Housing and Urban Development Secretary Ben Carson spoke on the final night of the Republican National Convention on Aug. 27, 2020.
I’m Ben Carson, a retired neurosurgeon and a public servant. Before I begin, I’d like to say that our hearts go out to the Blake family and the other families who’ve been impacted by the tragic events in Kenosha. As Jacob’s mother has urged the country, let’s use our hearts, our love, and our intelligence to work together to show the rest of the world how humans are supposed to treat each other. America is great when we behave greatly. In order to succeed and change, we must first come together in love of our fellow citizens. History reminds us that necessary change comes through hope and love, not senseless and destructive violence. Abraham Lincoln once said to an America divided, that quote, your purpose then, plainly stated is that you will destroy the government unless you be allowed to construe and enforce the constitution as you please on all points in dispute between you and us, you will rule or ruin in all events, unquote.
These words of warning are relevant today. We have a choice. Do we want big government that controls our lives from cradle to grave? Or do we believe in the power and wisdom of the people and their ability to self-govern with help from a limited federal government? Our president, Donald J. Trump believes in the people. He is one of us. He makes promises and he keeps them. He is transparent, and we certainly know what he’s thinking. He does not submit to political correctness or to its enforces, the media. He is real. Right now, we need real, we need courage. We can’t cower in the corner and hope that no one calls us a name believing that will keep us safe. That is not courage, and that will not lead us to a good and just place. We must remember all those who sacrificed everything in order to give us freedom, and we must be willing to do the same for those who come after us.
President Trump does not dabble in identity politics. He wants everyone to succeed, and believes in the adage, a rising tide lifts all boats. Many on the other side love to incite division by claiming that president Trump is a racist. They could not be more wrong. Years ago, Jesse Jackson gave Donald Trump an award for the economic opportunities he created for Black people. In Palm Beach, Florida, Donald Trump led the crusade to allow Blacks and Jews into private clubs and resorts. One of the first things he did as president was bring the office of Historically Black Colleges and Universities into the White House so that it could get proper attention and financial support. Before the pandemic, African-American unemployment was at an all time low. President Trump accomplished prison reform. He created incentives to encourage investors, to become involved with economically-deprived areas of America.

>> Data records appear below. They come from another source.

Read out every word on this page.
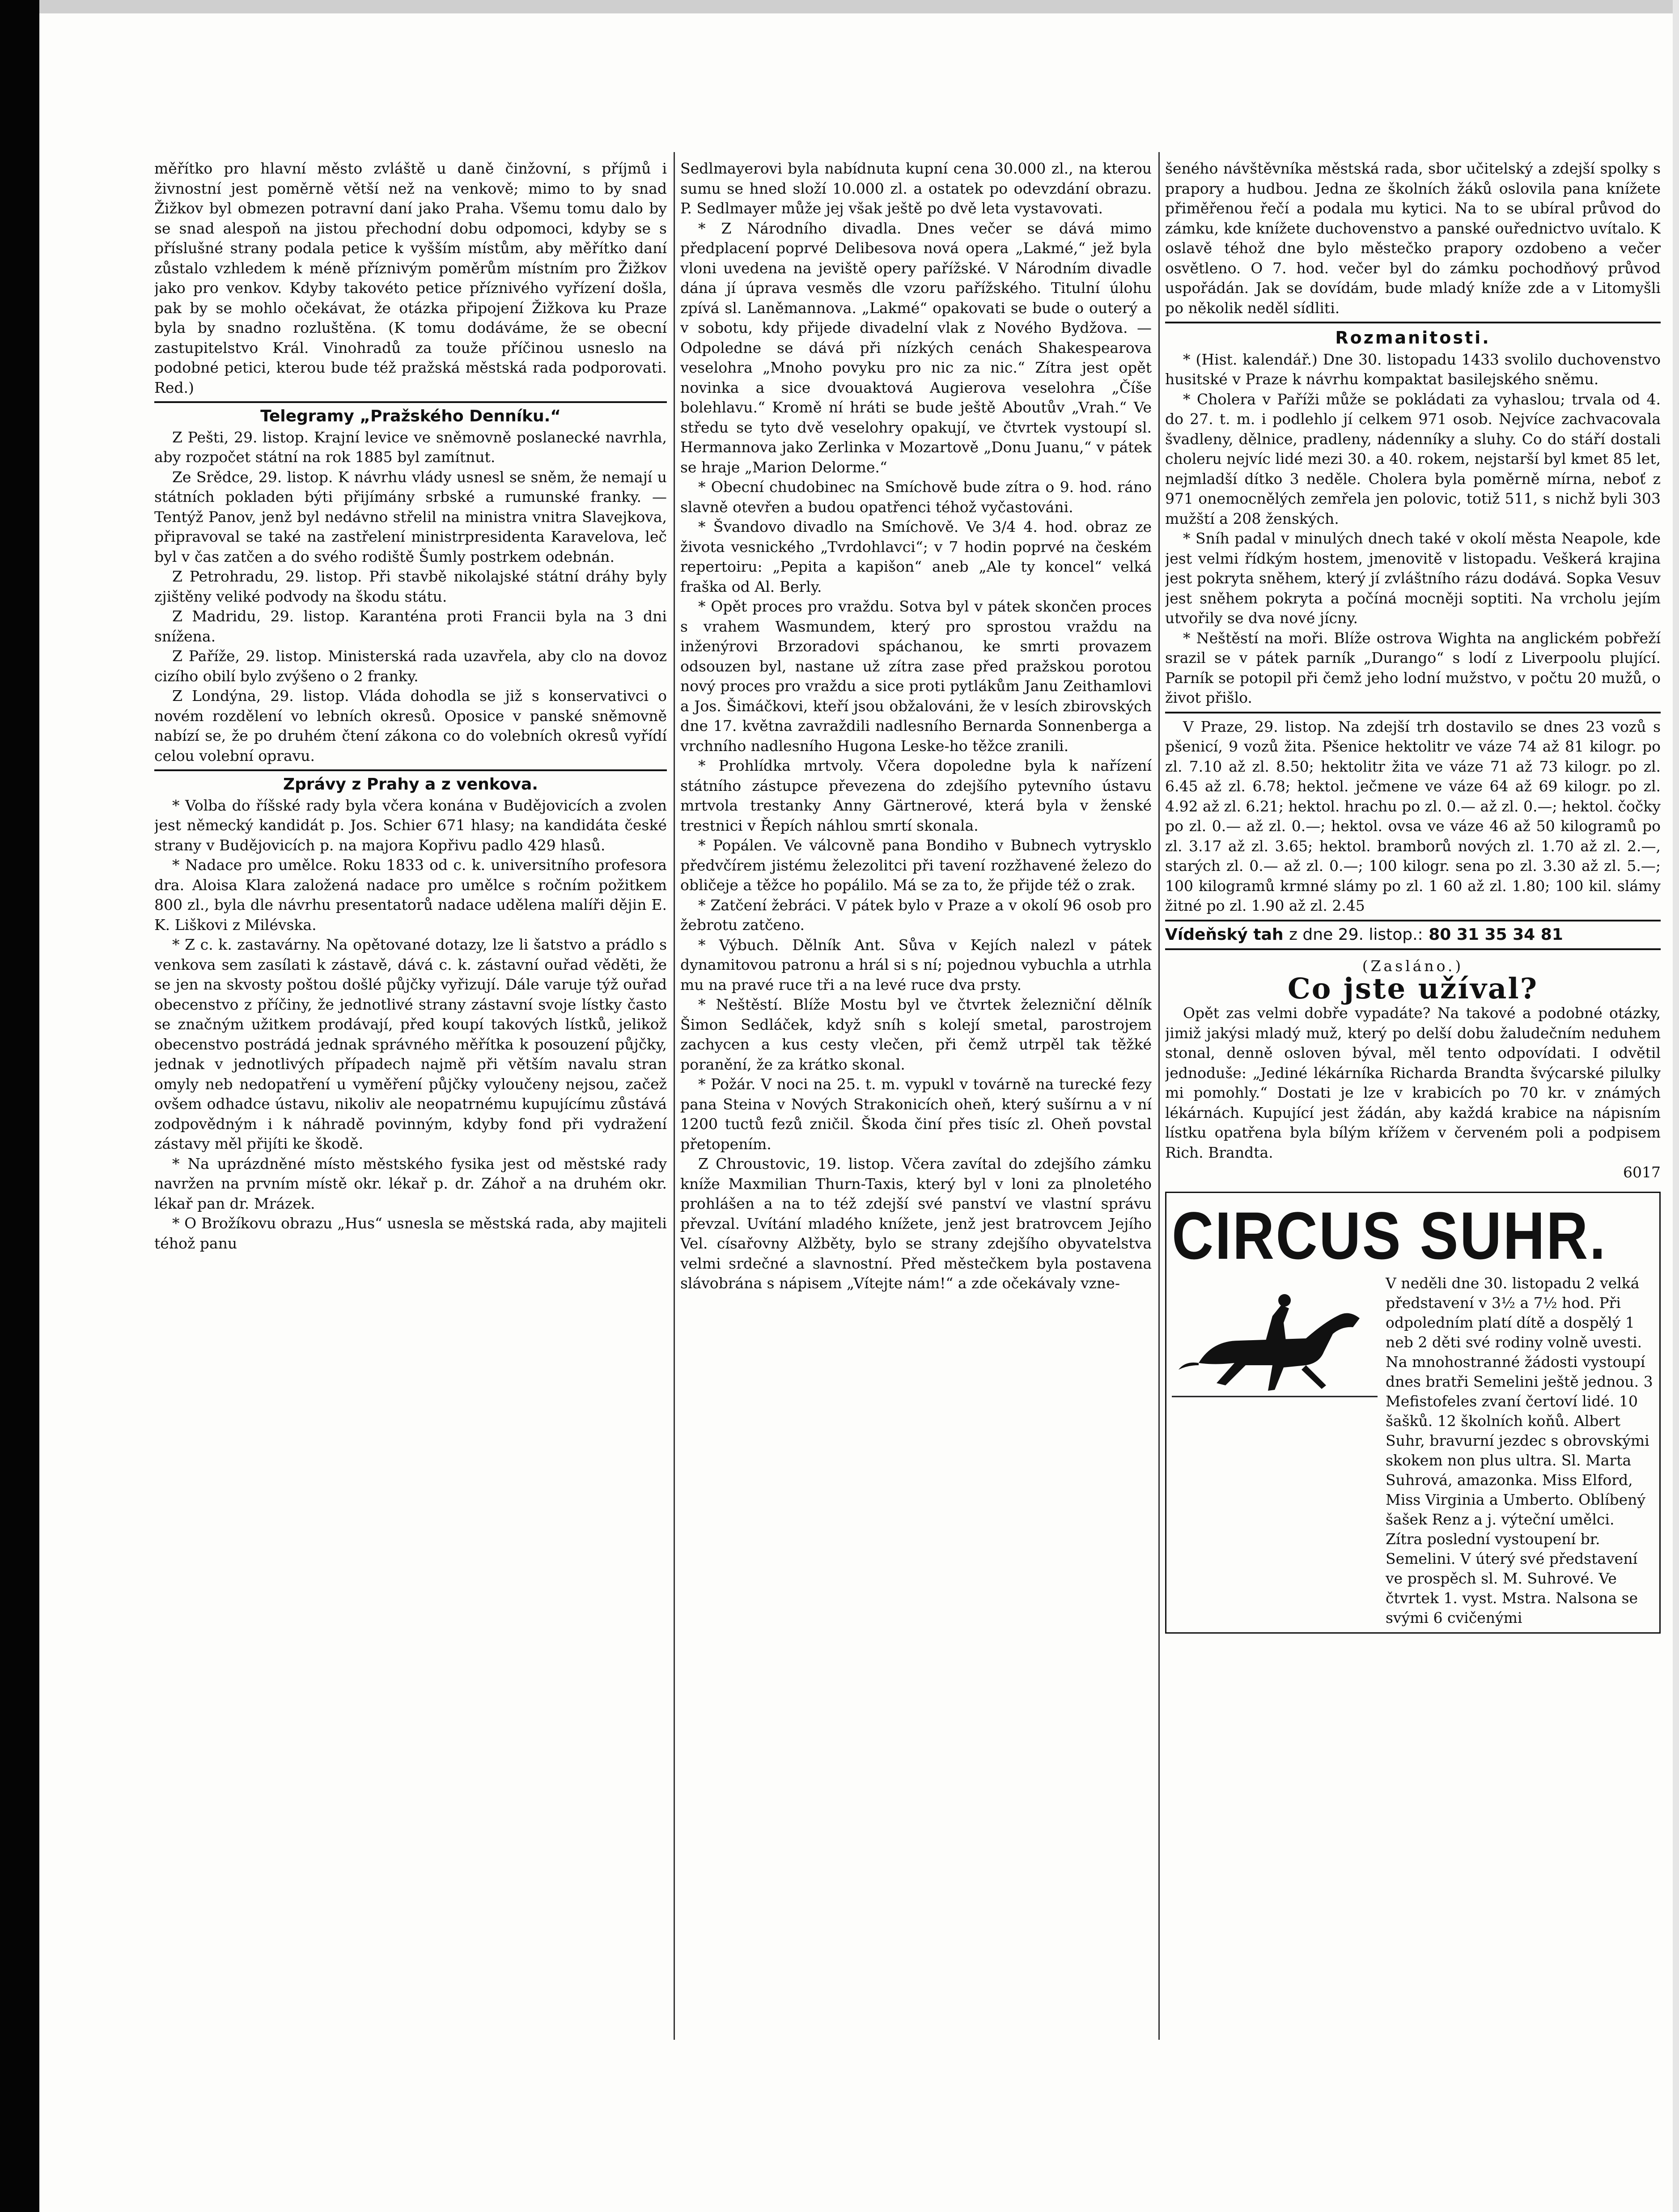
měřítko pro hlavní město zvláště u daně činžovní, s příjmů i živnostní jest poměrně větší než na venkově; mimo to by snad Žižkov byl obmezen potravní daní jako Praha. Všemu tomu dalo by se snad alespoň na jistou přechodní dobu odpomoci, kdyby se s příslušné strany podala petice k vyšším místům, aby měřítko daní zůstalo vzhledem k méně příznivým poměrům místním pro Žižkov jako pro venkov. Kdyby takovéto petice příznivého vyřízení došla, pak by se mohlo očekávat, že otázka připojení Žižkova ku Praze byla by snadno rozluštěna. (K tomu dodáváme, že se obecní zastupitelstvo Král. Vinohradů za touže příčinou usneslo na podobné petici, kterou bude též pražská městská rada podporovati. Red.)

Telegramy „Pražského Denníku.“

Z Pešti, 29. listop. Krajní levice ve sněmovně poslanecké navrhla, aby rozpočet státní na rok 1885 byl zamítnut.

Ze Srědce, 29. listop. K návrhu vlády usnesl se sněm, že nemají u státních pokladen býti přijímány srbské a rumunské franky. — Tentýž Panov, jenž byl nedávno střelil na ministra vnitra Slavejkova, připravoval se také na zastřelení ministrpresidenta Karavelova, leč byl v čas zatčen a do svého rodiště Šumly postrkem odebnán.

Z Petrohradu, 29. listop. Při stavbě nikolajské státní dráhy byly zjištěny veliké podvody na škodu státu.

Z Madridu, 29. listop. Karanténa proti Francii byla na 3 dni snížena.

Z Paříže, 29. listop. Ministerská rada uzavřela, aby clo na dovoz cizího obilí bylo zvýšeno o 2 franky.

Z Londýna, 29. listop. Vláda dohodla se již s konservativci o novém rozdělení vo lebních okresů. Oposice v panské sněmovně nabízí se, že po druhém čtení zákona co do volebních okresů vyřídí celou volební opravu.

Zprávy z Prahy a z venkova.

* Volba do říšské rady byla včera konána v Budějovicích a zvolen jest německý kandidát p. Jos. Schier 671 hlasy; na kandidáta české strany v Budějovicích p. na majora Kopřivu padlo 429 hlasů.

* Nadace pro umělce. Roku 1833 od c. k. universitního profesora dra. Aloisa Klara založená nadace pro umělce s ročním požitkem 800 zl., byla dle návrhu presentatorů nadace udělena malíři dějin E. K. Liškovi z Milévska.

* Z c. k. zastavárny. Na opětované dotazy, lze li šatstvo a prádlo s venkova sem zasílati k zástavě, dává c. k. zástavní ouřad věděti, že se jen na skvosty poštou došlé půjčky vyřizují. Dále varuje týž ouřad obecenstvo z příčiny, že jednotlivé strany zástavní svoje lístky často se značným užitkem prodávají, před koupí takových lístků, jelikož obecenstvo postrádá jednak správného měřítka k posouzení půjčky, jednak v jednotlivých případech najmě při větším navalu stran omyly neb nedopatření u vyměření půjčky vyloučeny nejsou, začež ovšem odhadce ústavu, nikoliv ale neopatrnému kupujícímu zůstává zodpovědným i k náhradě povinným, kdyby fond při vydražení zástavy měl přijíti ke škodě.

* Na uprázdněné místo městského fysika jest od městské rady navržen na prvním místě okr. lékař p. dr. Záhoř a na druhém okr. lékař pan dr. Mrázek.

* O Brožíkovu obrazu „Hus“ usnesla se městská rada, aby majiteli téhož panu

Sedlmayerovi byla nabídnuta kupní cena 30.000 zl., na kterou sumu se hned složí 10.000 zl. a ostatek po odevzdání obrazu. P. Sedlmayer může jej však ještě po dvě leta vystavovati.

* Z Národního divadla. Dnes večer se dává mimo předplacení poprvé Delibesova nová opera „Lakmé,“ jež byla vloni uvedena na jeviště opery pařížské. V Národním divadle dána jí úprava vesměs dle vzoru pařížského. Titulní úlohu zpívá sl. Laněmannova. „Lakmé“ opakovati se bude o outerý a v sobotu, kdy přijede divadelní vlak z Nového Bydžova. — Odpoledne se dává při nízkých cenách Shakespearova veselohra „Mnoho povyku pro nic za nic.“ Zítra jest opět novinka a sice dvouaktová Augierova veselohra „Číše bolehlavu.“ Kromě ní hráti se bude ještě Aboutův „Vrah.“ Ve středu se tyto dvě veselohry opakují, ve čtvrtek vystoupí sl. Hermannova jako Zerlinka v Mozartově „Donu Juanu,“ v pátek se hraje „Marion Delorme.“

* Obecní chudobinec na Smíchově bude zítra o 9. hod. ráno slavně otevřen a budou opatřenci téhož vyčastováni.

* Švandovo divadlo na Smíchově. Ve 3/4 4. hod. obraz ze života vesnického „Tvrdohlavci“; v 7 hodin poprvé na českém repertoiru: „Pepita a kapišon“ aneb „Ale ty koncel“ velká fraška od Al. Berly.

* Opět proces pro vraždu. Sotva byl v pátek skončen proces s vrahem Wasmundem, který pro sprostou vraždu na inženýrovi Brzoradovi spáchanou, ke smrti provazem odsouzen byl, nastane už zítra zase před pražskou porotou nový proces pro vraždu a sice proti pytlákům Janu Zeithamlovi a Jos. Šimáčkovi, kteří jsou obžalováni, že v lesích zbirovských dne 17. května zavraždili nadlesního Bernarda Sonnenberga a vrchního nadlesního Hugona Leske-ho těžce zranili.

* Prohlídka mrtvoly. Včera dopoledne byla k nařízení státního zástupce převezena do zdejšího pytevního ústavu mrtvola trestanky Anny Gärtnerové, která byla v ženské trestnici v Řepích náhlou smrtí skonala.

* Popálen. Ve válcovně pana Bondiho v Bubnech vytrysklo předvčírem jistému železolitci při tavení rozžhavené železo do obličeje a těžce ho popálilo. Má se za to, že přijde též o zrak.

* Zatčení žebráci. V pátek bylo v Praze a v okolí 96 osob pro žebrotu zatčeno.

* Výbuch. Dělník Ant. Sůva v Kejích nalezl v pátek dynamitovou patronu a hrál si s ní; pojednou vybuchla a utrhla mu na pravé ruce tři a na levé ruce dva prsty.

* Neštěstí. Blíže Mostu byl ve čtvrtek železniční dělník Šimon Sedláček, když sníh s kolejí smetal, parostrojem zachycen a kus cesty vlečen, při čemž utrpěl tak těžké poranění, že za krátko skonal.

* Požár. V noci na 25. t. m. vypukl v továrně na turecké fezy pana Steina v Nových Strakonicích oheň, který sušírnu a v ní 1200 tuctů fezů zničil. Škoda činí přes tisíc zl. Oheň povstal přetopením.

Z Chroustovic, 19. listop. Včera zavítal do zdejšího zámku kníže Maxmilian Thurn-Taxis, který byl v loni za plnoletého prohlášen a na to též zdejší své panství ve vlastní správu převzal. Uvítání mladého knížete, jenž jest bratrovcem Jejího Vel. císařovny Alžběty, bylo se strany zdejšího obyvatelstva velmi srdečné a slavnostní. Před městečkem byla postavena slávobrána s nápisem „Vítejte nám!“ a zde očekávaly vzne-

šeného návštěvníka městská rada, sbor učitelský a zdejší spolky s prapory a hudbou. Jedna ze školních žáků oslovila pana knížete přiměřenou řečí a podala mu kytici. Na to se ubíral průvod do zámku, kde knížete duchovenstvo a panské ouřednictvo uvítalo. K oslavě téhož dne bylo městečko prapory ozdobeno a večer osvětleno. O 7. hod. večer byl do zámku pochodňový průvod uspořádán. Jak se dovídám, bude mladý kníže zde a v Litomyšli po několik neděl sídliti.

Rozmanitosti.

* (Hist. kalendář.) Dne 30. listopadu 1433 svolilo duchovenstvo husitské v Praze k návrhu kompaktat basilejského sněmu.

* Cholera v Paříži může se pokládati za vyhaslou; trvala od 4. do 27. t. m. i podlehlo jí celkem 971 osob. Nejvíce zachvacovala švadleny, dělnice, pradleny, nádenníky a sluhy. Co do stáří dostali choleru nejvíc lidé mezi 30. a 40. rokem, nejstarší byl kmet 85 let, nejmladší dítko 3 neděle. Cholera byla poměrně mírna, neboť z 971 onemocnělých zemřela jen polovic, totiž 511, s nichž byli 303 mužští a 208 ženských.

* Sníh padal v minulých dnech také v okolí města Neapole, kde jest velmi řídkým hostem, jmenovitě v listopadu. Veškerá krajina jest pokryta sněhem, který jí zvláštního rázu dodává. Sopka Vesuv jest sněhem pokryta a počíná mocněji soptiti. Na vrcholu jejím utvořily se dva nové jícny.

* Neštěstí na moři. Blíže ostrova Wighta na anglickém pobřeží srazil se v pátek parník „Durango“ s lodí z Liverpoolu plující. Parník se potopil při čemž jeho lodní mužstvo, v počtu 20 mužů, o život přišlo.

V Praze, 29. listop. Na zdejší trh dostavilo se dnes 23 vozů s pšenicí, 9 vozů žita. Pšenice hektolitr ve váze 74 až 81 kilogr. po zl. 7.10 až zl. 8.50; hektolitr žita ve váze 71 až 73 kilogr. po zl. 6.45 až zl. 6.78; hektol. ječmene ve váze 64 až 69 kilogr. po zl. 4.92 až zl. 6.21; hektol. hrachu po zl. 0.— až zl. 0.—; hektol. čočky po zl. 0.— až zl. 0.—; hektol. ovsa ve váze 46 až 50 kilogramů po zl. 3.17 až zl. 3.65; hektol. bramborů nových zl. 1.70 až zl. 2.—, starých zl. 0.— až zl. 0.—; 100 kilogr. sena po zl. 3.30 až zl. 5.—; 100 kilogramů krmné slámy po zl. 1 60 až zl. 1.80; 100 kil. slámy žitné po zl. 1.90 až zl. 2.45

Vídeňský tah z dne 29. listop.: 80 31 35 34 81
(Zasláno.)
Co jste užíval?

Opět zas velmi dobře vypadáte? Na takové a podobné otázky, jimiž jakýsi mladý muž, který po delší dobu žaludečním neduhem stonal, denně osloven býval, měl tento odpovídati. I odvětil jednoduše: „Jediné lékárníka Richarda Brandta švýcarské pilulky mi pomohly.“ Dostati je lze v krabicích po 70 kr. v známých lékárnách. Kupující jest žádán, aby každá krabice na nápisním lístku opatřena byla bílým křížem v červeném poli a podpisem Rich. Brandta.

6017
CIRCUS SUHR.
V neděli dne 30. listopadu 2 velká představení v 3½ a 7½ hod. Při odpoledním platí dítě a dospělý 1 neb 2 děti své rodiny volně uvesti. Na mnohostranné žádosti vystoupí dnes bratři Semelini ještě jednou. 3 Mefistofeles zvaní čertoví lidé. 10 šašků. 12 školních koňů. Albert Suhr, bravurní jezdec s obrovskými skokem non plus ultra. Sl. Marta Suhrová, amazonka. Miss Elford, Miss Virginia a Umberto. Oblíbený šašek Renz a j. výteční umělci. Zítra poslední vystoupení br. Semelini. V úterý své představení ve prospěch sl. M. Suhrové. Ve čtvrtek 1. vyst. Mstra. Nalsona se svými 6 cvičenými
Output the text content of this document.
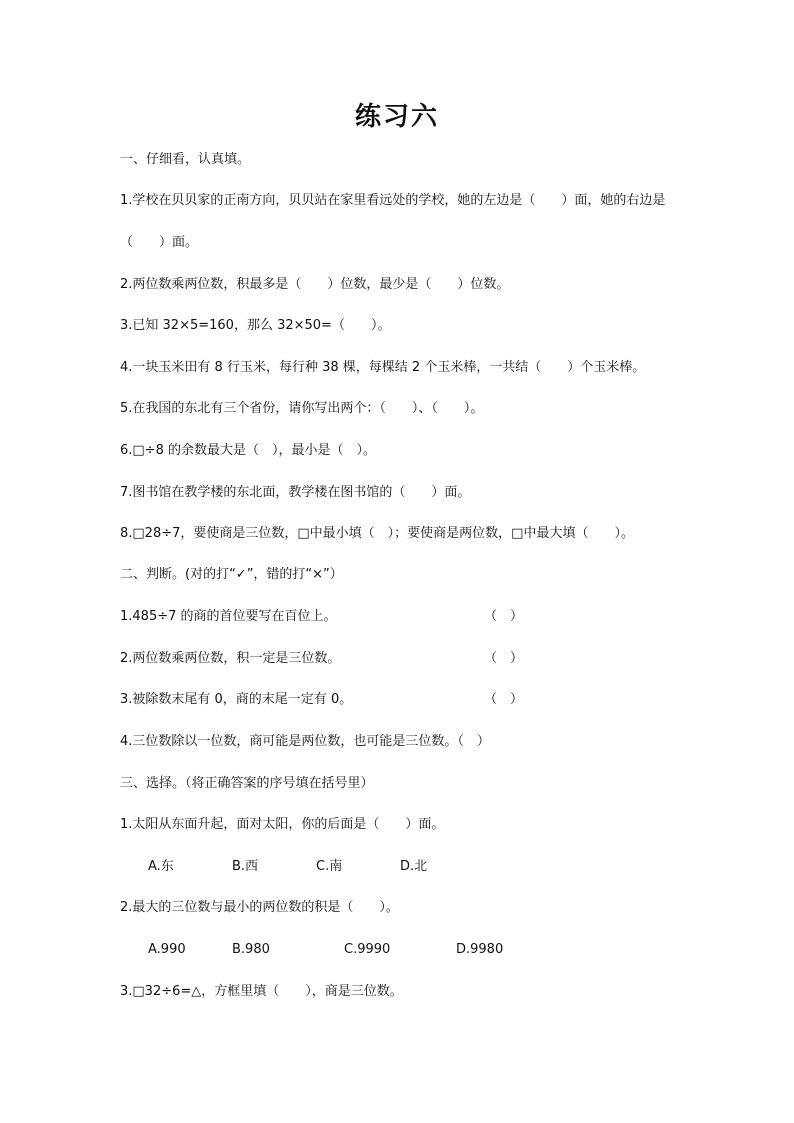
练习六
一、仔细看，认真填。
1.学校在贝贝家的正南方向，贝贝站在家里看远处的学校，她的左边是（　　）面，她的右边是
（　　）面。
2.两位数乘两位数，积最多是（　　）位数，最少是（　　）位数。
3.已知 32×5=160，那么 32×50=（　　）。
4.一块玉米田有 8 行玉米，每行种 38 棵，每棵结 2 个玉米棒，一共结（　　）个玉米棒。
5.在我国的东北有三个省份，请你写出两个：（　　）、（　　）。
6.□÷8 的余数最大是（　），最小是（　）。
7.图书馆在教学楼的东北面，教学楼在图书馆的（　　）面。
8.□28÷7，要使商是三位数，□中最小填（　）；要使商是两位数，□中最大填（　　）。
二、判断。(对的打“✓”，错的打“×”）
1.485÷7 的商的首位要写在百位上。	（　）
2.两位数乘两位数，积一定是三位数。	（　）
3.被除数末尾有 0，商的末尾一定有 0。	（　）
4.三位数除以一位数，商可能是两位数，也可能是三位数。（　）
三、选择。（将正确答案的序号填在括号里）
1.太阳从东面升起，面对太阳，你的后面是（　　）面。
A.东	B.西	C.南	D.北
2.最大的三位数与最小的两位数的积是（　　）。
A.990	B.980	C.9990	D.9980
3.□32÷6=△，方框里填（　　），商是三位数。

He strongly supports school choice, fully recognizing that no matter what circumstances a person is born into, they can achieve success with a good education. It was true for me. When my mother forced me to read books about doctors, entrepreneurs, and inventors and scientists, I began to recognize that the person who has the most to do with what happens to you in life is you. My mother always told me, “Ben, you can do anything, but I will never allow you to become a victim.” It was then that I stopped listening to the people who were trying to convince me that I was a victim and that others were responsible for my victim-hood. What is racist is the fact that African Americans have the highest abortion rate. President Trump is the most pro=life president in the country’s history. He will continue to fight for those who cannot yet speak.
The vision of a shining city upon a hill came from Jesus’ sermon on the mountain. America is that shiny city. We are the beacon of hope for the world. At this moment in time, president Donald Trump is the man with the courage, the vision, and the ability to keep it shining brightly.